Rifampicin Transport by OATP1B1 Variants

Abstract

Single nucleotide polymorphisms in the OATP1B1 transporter have been suggested to partially explain the large interindividual variation in rifampicin exposure. HEK293 cells overexpressing wild-type (WT) or OATP1B1 variants *1b, *4, *5, and *15 were used to determine the in vitro rifampicin intrinsic clearance. For OATP1B1*5 and *15, a 36% and 42% reduction in intrinsic clearance, respectively, compared to WT was found. We consider that these differences in intrinsic clearance most likely have minor clinical implications.

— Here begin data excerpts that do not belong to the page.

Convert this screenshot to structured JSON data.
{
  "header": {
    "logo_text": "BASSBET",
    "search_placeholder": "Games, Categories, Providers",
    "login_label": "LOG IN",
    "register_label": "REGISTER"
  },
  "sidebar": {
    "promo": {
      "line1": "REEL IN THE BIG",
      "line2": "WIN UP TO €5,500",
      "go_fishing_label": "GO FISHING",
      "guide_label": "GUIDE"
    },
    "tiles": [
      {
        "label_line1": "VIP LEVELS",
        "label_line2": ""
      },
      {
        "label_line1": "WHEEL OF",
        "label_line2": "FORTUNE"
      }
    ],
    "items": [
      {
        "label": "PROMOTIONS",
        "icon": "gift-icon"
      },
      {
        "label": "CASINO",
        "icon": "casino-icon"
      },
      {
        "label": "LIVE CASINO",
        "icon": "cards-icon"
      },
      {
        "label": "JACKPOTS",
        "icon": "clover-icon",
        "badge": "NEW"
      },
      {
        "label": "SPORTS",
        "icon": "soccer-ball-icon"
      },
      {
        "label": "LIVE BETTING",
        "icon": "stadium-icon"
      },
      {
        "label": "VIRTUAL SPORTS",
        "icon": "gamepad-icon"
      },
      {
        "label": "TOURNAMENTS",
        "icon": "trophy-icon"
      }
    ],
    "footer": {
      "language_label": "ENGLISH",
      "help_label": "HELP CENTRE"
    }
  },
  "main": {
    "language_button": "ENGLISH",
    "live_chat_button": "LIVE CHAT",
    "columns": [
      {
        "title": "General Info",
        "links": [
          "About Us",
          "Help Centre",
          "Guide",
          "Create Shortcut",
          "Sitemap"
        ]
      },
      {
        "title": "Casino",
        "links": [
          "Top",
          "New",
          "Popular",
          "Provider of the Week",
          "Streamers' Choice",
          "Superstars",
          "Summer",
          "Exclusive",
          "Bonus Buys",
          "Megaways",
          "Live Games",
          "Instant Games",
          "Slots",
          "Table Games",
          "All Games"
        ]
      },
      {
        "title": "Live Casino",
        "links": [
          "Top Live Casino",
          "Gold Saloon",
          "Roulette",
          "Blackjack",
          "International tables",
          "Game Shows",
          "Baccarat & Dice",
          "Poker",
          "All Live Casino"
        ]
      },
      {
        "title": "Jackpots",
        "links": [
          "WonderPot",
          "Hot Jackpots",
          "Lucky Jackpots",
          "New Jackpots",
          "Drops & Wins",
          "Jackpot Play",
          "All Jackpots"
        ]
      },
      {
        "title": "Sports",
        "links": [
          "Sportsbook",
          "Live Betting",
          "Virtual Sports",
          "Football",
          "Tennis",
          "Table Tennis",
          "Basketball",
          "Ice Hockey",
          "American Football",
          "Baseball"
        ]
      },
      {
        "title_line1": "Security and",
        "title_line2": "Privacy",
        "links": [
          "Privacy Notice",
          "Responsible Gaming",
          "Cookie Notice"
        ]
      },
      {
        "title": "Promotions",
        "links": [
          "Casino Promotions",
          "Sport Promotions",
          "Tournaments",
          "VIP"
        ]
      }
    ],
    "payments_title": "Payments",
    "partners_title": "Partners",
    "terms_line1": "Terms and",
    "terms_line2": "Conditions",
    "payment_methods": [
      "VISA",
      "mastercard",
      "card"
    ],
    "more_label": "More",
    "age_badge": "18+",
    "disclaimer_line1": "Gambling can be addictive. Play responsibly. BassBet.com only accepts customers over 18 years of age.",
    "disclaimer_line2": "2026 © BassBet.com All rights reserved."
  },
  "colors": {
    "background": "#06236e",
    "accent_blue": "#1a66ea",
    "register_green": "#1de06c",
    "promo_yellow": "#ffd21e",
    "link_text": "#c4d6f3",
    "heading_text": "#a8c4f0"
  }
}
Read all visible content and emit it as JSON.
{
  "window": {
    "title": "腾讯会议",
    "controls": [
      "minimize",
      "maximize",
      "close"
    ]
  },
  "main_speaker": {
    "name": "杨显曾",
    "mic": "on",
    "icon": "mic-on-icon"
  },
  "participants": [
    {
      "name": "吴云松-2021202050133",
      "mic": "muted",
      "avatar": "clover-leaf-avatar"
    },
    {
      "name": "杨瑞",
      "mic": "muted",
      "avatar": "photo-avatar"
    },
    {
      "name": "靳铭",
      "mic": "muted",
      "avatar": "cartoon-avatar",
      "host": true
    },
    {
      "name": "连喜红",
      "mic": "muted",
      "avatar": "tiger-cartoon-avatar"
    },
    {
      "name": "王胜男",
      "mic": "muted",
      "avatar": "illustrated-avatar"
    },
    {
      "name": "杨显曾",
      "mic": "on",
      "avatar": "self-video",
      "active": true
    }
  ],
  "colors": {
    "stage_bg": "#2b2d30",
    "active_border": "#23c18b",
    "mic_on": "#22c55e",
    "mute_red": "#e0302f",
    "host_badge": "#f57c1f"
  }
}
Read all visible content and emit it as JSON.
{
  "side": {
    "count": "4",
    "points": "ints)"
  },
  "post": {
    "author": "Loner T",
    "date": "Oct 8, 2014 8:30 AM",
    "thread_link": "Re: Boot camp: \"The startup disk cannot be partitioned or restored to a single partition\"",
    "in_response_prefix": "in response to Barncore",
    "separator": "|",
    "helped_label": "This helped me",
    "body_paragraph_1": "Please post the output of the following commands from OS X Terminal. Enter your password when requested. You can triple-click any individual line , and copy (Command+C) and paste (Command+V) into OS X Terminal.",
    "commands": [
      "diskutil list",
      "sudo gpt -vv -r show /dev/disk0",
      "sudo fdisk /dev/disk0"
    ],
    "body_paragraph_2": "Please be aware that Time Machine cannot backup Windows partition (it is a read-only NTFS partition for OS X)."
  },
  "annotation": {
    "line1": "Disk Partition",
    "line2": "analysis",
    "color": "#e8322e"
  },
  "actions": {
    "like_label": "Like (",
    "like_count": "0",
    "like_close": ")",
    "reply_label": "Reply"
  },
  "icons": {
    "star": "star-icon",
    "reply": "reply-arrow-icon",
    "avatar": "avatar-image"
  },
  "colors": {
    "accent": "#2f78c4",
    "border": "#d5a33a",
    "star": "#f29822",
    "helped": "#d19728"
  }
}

Keywords: OATP1B1; SNP; drug transport; rifampicin.

FIG 1

(A and B) Concentration-dependent uptake curve for OATP1B1-mediated uptake of rifampicin (A) and corrected for transporter expression by Western blotting (B). The transport velocity was determined by examining the uptake of rifampicin in OATP1B1 WT, *1b, *4, *5, and *15. The OATP1B1 mediated transport was obtained by subtracting the transport velocity in vector-transduced cells from those in OATP1B1 WT or variant-expressing cells. Each point and bar represents the mean ± standard error of the mean from three independent experiments. The solid/dotted lines represent the fitted lines.

FIG 2

Quantification of OATP1B1 protein expression in HEK293 cells of one of the three independent experiments. Membrane fractions were obtained from HEK293 cells and separated by SDS-PAGE (4% to 20%). The applied amount of protein was 25 μg, and total protein staining (Ponceau) confirmed equal loading across the lanes. The OATP1B1 proteins were detected using a polyclonal anti-OATP2 antibody for OATP1B1 followed by an Alexa Fluor 680 goat anti-rabbit IgG antibody secondary antibody.